EPIG is a general method for gene expression analysis when the data consists of profiles with multiple inter-groups and multiple samples intra-groups. Each intra-group has a specific biologically relevant factor. The inter groups account for the factor variations. For example, in the IR time- series data set, since the intra-group included both biological and technical replicates, the common response features among different cell lines were identified. On the other hand, if the intra-group included only the technical replicates, then one would reasonably expect to extract patterns representing idiosyncratic responses in individual cell lines. The responses to DNA damage that are common among biological individuals are intriguing because they are conserved, but individual-specific responses also are of interest as they point to inter-individual variations in response to external perturbations.
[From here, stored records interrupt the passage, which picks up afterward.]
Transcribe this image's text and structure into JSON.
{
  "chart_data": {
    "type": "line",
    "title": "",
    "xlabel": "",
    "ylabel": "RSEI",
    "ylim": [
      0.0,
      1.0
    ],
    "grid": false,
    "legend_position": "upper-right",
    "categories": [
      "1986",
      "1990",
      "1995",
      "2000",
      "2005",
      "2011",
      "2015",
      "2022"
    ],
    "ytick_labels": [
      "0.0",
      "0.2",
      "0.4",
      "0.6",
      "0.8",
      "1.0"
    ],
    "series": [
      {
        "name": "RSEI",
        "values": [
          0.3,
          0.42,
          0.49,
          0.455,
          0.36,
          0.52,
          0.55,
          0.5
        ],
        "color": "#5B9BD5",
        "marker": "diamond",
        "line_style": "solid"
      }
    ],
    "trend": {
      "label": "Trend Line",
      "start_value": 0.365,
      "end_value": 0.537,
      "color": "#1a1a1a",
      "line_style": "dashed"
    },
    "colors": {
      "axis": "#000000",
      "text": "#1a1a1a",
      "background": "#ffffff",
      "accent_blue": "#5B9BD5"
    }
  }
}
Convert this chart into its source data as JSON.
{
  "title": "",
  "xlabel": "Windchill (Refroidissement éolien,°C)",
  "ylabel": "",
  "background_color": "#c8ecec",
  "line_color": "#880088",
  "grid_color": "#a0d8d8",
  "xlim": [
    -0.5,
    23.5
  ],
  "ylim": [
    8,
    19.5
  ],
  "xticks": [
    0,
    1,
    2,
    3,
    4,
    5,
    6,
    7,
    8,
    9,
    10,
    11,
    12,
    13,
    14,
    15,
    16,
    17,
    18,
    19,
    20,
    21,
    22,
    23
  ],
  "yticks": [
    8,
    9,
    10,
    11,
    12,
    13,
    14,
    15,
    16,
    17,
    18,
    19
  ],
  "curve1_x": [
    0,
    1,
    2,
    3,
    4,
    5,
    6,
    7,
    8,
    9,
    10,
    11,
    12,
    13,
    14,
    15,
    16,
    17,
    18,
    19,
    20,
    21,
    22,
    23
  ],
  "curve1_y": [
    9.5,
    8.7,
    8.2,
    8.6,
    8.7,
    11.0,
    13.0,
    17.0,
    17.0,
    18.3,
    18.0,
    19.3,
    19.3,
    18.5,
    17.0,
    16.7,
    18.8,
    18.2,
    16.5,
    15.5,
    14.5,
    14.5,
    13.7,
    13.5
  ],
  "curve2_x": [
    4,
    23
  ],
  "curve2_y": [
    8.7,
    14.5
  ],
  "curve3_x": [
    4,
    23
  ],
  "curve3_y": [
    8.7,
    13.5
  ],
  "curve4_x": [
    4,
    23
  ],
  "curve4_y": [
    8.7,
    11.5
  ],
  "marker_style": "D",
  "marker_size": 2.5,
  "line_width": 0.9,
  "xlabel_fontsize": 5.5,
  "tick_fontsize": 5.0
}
The application to the joined IR and UV data set had eight inter-groups, four each (i.e. sham, 2 h, 6 h and 24 h post-treatment) to IR and UV respectively. In this case, similar and dissimilar responses between IR- and UV- induced DNA damage can be clearly observed (Figure ). For example, UV-specific response patterns included genes functioning in transcription regulation, RNA processing, nucleotide binding, and cell growth (Patterns 1 through 8 in Figure and Table ). The over-represented categories of Gene Ontology from the 616 genes in Pattern 8 included purine nucleotide binding, protein modification, ubiquitin cycle, kinase activity, and cell growth. It appears that protein kinases may be generally down-regulated specifically via phosphorylation in response to UV-induced DNA damage [26
]. Two early response Patterns 10 and 11 in Figure showed that both UV and IR caused these genes to be up-regulated, but in different ways. Many of the genes in these two patterns have been widely studied and known to be related to p53-dependent cell cycle control. The two different patterns of response to IR imply that factors other than p53 also influence the expression of p53-target genes. Pattern 14 in Figure showed similar late down-regulation responses to both UV and IR treatments. There were 563 genes in Pattern 14 participating in a number of important biological processes among them were mitotic cell cycle, DNA replication, DNA repair, cell cycle checkpoint, and G0
-like status transition [20
In general, the inter-group-related factors are not limited to the time variable only. As a matter of fact, EPIG has been applied to many different data sets, where the variable factors include time, treatments (such as chemicals, radiation, knock-out), doses, organs (such as blood, liver, kidney), or organ sections (such as left or right lobe in liver). As such, EPIG is a robust, flexible and new pattern extraction method which is generally applicable to a variety of microarray data sets.